4 quick questions can keep your care and payment on track.
"Facilities are getting into trouble when restorative nursing is doing the same thing as skilled therapy, which leads to denials of the Medicare stay and skilled services," says Marilyn Mines, RN, RAC-CT, BC, manager of clinical services for FR&R Healthcare Consulting in Deerfield, Ill.
And watch out: "Medicare and other third-party payers are now hiring therapists to do medical reviews whereas they used to use nurses," adds Donna Senft, a licensed physical therapist and attorney with the law firm of Ober/Kaler in Baltimore.
Helpful: An SNF should ask the following five questions when deciding whether to provide rehab. The answers will steer your rehab team and other SNF staff in the right direction.
1. How significant is the decline -- and does it require skilled therapy to turn it around? You might consider a resident who is currently ambulating 50 feet when he could previously ambulate 150 feet a drastic decline. But that's still not enough to justify that rehab get involved.

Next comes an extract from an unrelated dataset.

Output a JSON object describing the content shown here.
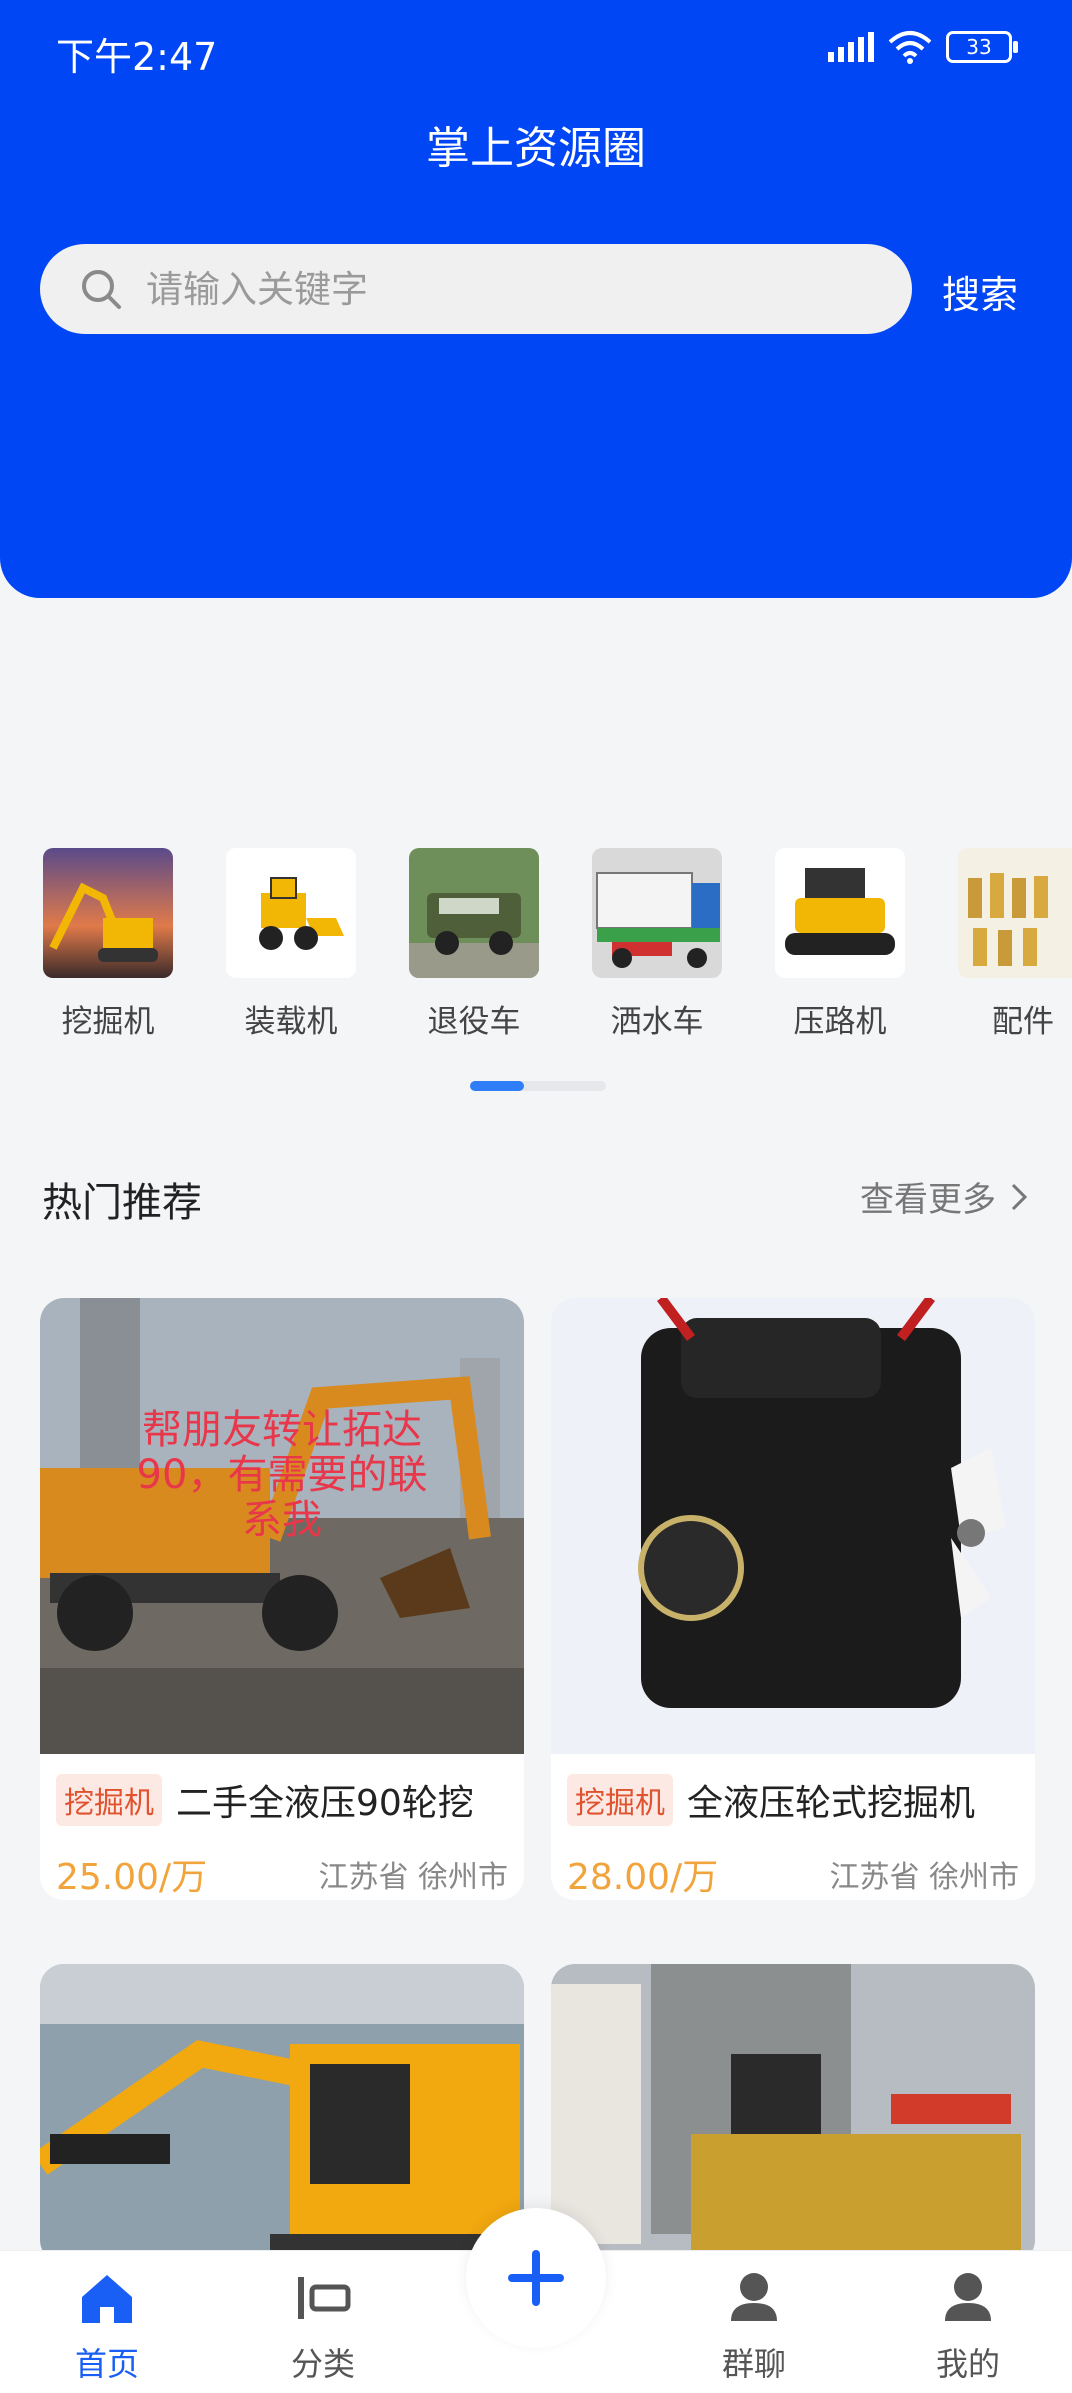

The patient may simply benefit from interventions to improve his walking distance and endurance, which aren't skilled therapy services, says Shehla Rooney, a physical therapist and president of Premier Therapy Solutions in Cookeville, Tenn.
On the other hand: If a patient's ambulation has decreased because he now drags his right foot, leans to the side, or can't grip the walker, the patient may require the therapist's skills to regain function, Rooney says.

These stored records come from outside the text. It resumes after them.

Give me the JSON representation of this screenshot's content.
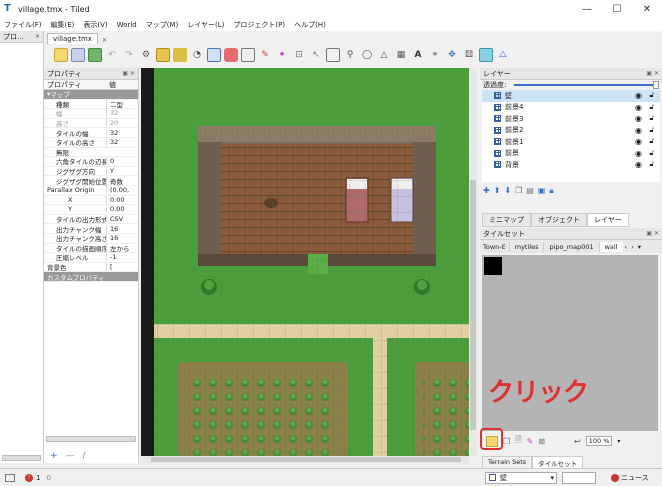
{
  "window": {
    "title": "village.tmx - Tiled",
    "minimize": "—",
    "maximize": "☐",
    "close": "✕"
  },
  "menu": [
    "ファイル(F)",
    "編集(E)",
    "表示(V)",
    "World",
    "マップ(M)",
    "レイヤー(L)",
    "プロジェクト(P)",
    "ヘルプ(H)"
  ],
  "left_dock": {
    "title": "プロ..."
  },
  "document_tab": "village.tmx",
  "properties": {
    "title": "プロパティ",
    "header_key": "プロパティ",
    "header_value": "値",
    "group_map": "マップ",
    "rows": [
      {
        "k": "種類",
        "v": "二型",
        "grey": false
      },
      {
        "k": "幅",
        "v": "32",
        "grey": true
      },
      {
        "k": "高さ",
        "v": "20",
        "grey": true
      },
      {
        "k": "タイルの幅",
        "v": "32",
        "grey": false
      },
      {
        "k": "タイルの高さ",
        "v": "32",
        "grey": false
      },
      {
        "k": "無限",
        "v": "",
        "grey": false
      },
      {
        "k": "六角タイルの辺長",
        "v": "0",
        "grey": false
      },
      {
        "k": "ジグザグ方向",
        "v": "Y",
        "grey": false
      },
      {
        "k": "ジグザグ開始位置",
        "v": "奇数",
        "grey": false
      },
      {
        "k": "Parallax Origin",
        "v": "(0.00,",
        "grey": false
      },
      {
        "k": "X",
        "v": "0.00",
        "grey": false
      },
      {
        "k": "Y",
        "v": "0.00",
        "grey": false
      },
      {
        "k": "タイルの出力形式",
        "v": "CSV",
        "grey": false
      },
      {
        "k": "出力チャンク幅",
        "v": "16",
        "grey": false
      },
      {
        "k": "出力チャンク高さ",
        "v": "16",
        "grey": false
      },
      {
        "k": "タイルの描画順序",
        "v": "左から",
        "grey": false
      },
      {
        "k": "圧縮レベル",
        "v": "-1",
        "grey": false
      },
      {
        "k": "背景色",
        "v": "[",
        "grey": false
      }
    ],
    "group_custom": "カスタムプロパティ"
  },
  "layers": {
    "title": "レイヤー",
    "opacity_label": "透過度:",
    "items": [
      "壁",
      "前景4",
      "前景3",
      "前景2",
      "前景1",
      "前景",
      "背景"
    ],
    "tabs": [
      "ミニマップ",
      "オブジェクト",
      "レイヤー"
    ]
  },
  "tilesets": {
    "title": "タイルセット",
    "tabs": [
      "Town-E",
      "mytiles",
      "pipo_map001",
      "wall"
    ],
    "zoom": "100 %",
    "bottom_tabs": [
      "Terrain Sets",
      "タイルセット"
    ]
  },
  "annotation": "クリック",
  "statusbar": {
    "layer": "壁",
    "news": "ニュース",
    "errors": "1",
    "warnings": "0"
  },
  "colors": {
    "grass": "#4c9e3c",
    "floor": "#8a5a3c",
    "wall": "#7a6a58",
    "path": "#e0cfa0",
    "annotation": "#e03030"
  }
}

2. What are the goals for intervention, and are they realistic? If the SNF's goal is to simply make the patient more comfortable or to provide maintenance-type therapy, that is not enough reason for rehab to get involved. On the other hand, if the goal is for a patient to measurably improve an activity of daily living, the SNF has more of a case.
Furthermore, to justify Medicare skilled rehab, the provider has to determine that the resident has the potential to improve, notes Jody Neimann, an occupational therapist with Jenkins Living Center in Watertown, S.D. "And to keep the person on skilled rehab, he has to show improvement."
Example: Suppose a resident has impaired cognition due to a recent stroke or traumatic brain injury. Speech therapy could help the resident with language function -- with the expectation that the resident has potential for new learning to restore cognitive abilities, says Elisa Bovee, an occupational therapist and consultant with Harmony Healthcare International in Topsfield, Mass.
3. What's the person's medical status and motivation? When a resident isn't medically stable enough to progress in therapy, that's an appropriate opportunity for restorative to step in, Neimann says. For example, restorative might help a medically unstable resident maintain range of motion.
Or, if the resident is medically stable but lacks motivation to participate in rehab therapy, he might be willing to accept restorative nursing interventions. Neimann also looks at whether the person may be in the dying process, in which case the decline may be unavoidable -- thus it would be inappropriate for rehab to play a role.
Good question: Has the person declined due to an acute illness, or pulmonary or cardiac issue? The SNF might try restorative first, suggests Pauline Franko, a physical therapist and principal of Encompass Consulting & Education in Tamarac, Fla. Then if the patient doesn't improve after a certain time, therapy can do an evaluation and pick the person up, she adds.
4. Is the patient a candidate for both rehab and restorative? Be careful not to be too black-and-white in your rehab decisions. Suppose a resident has declined in his ability to bathe himself since the last quarterly MDS assessment. OT might evaluate the person and decide he needs skilled rehab intervention, restorative, or a combination, says Cheryl Field, MSN, RN, CRRN, senior healthcare specialist with PointRight Inc. in Lexington, Mass. "In some cases of ADL impairment, the nursing staff can integrate restorative techniques to help the person improve function in ADLs."
And remember, real-life practice makes perfect. "If a person is getting speech-language pathology for swallowing problems -- or OT for feeding issues -- restorative should work with the therapists to integrate the goals into actual meal situations," suggests Robert Serianni, MS, CCC-SLP, VP of clinical services for Nyman Associates Inc. in Ft. Washington, Pa.
Moneymaking tip: "Restorative can go in without the therapist's involvement and work with a resident," says Katy O'Connor, a physical therapist and consultant in Morganville, N.J. But to return the person to former functioning, therapy can pick up the person and help develop the restorative program. "That way the facility gets paid for the therapy," she adds.
Good idea: Neimann advises facilities to have the interdisciplinary team discuss each case in terms of whether to provide skilled rehab or restorative, or both, and to document its decision making.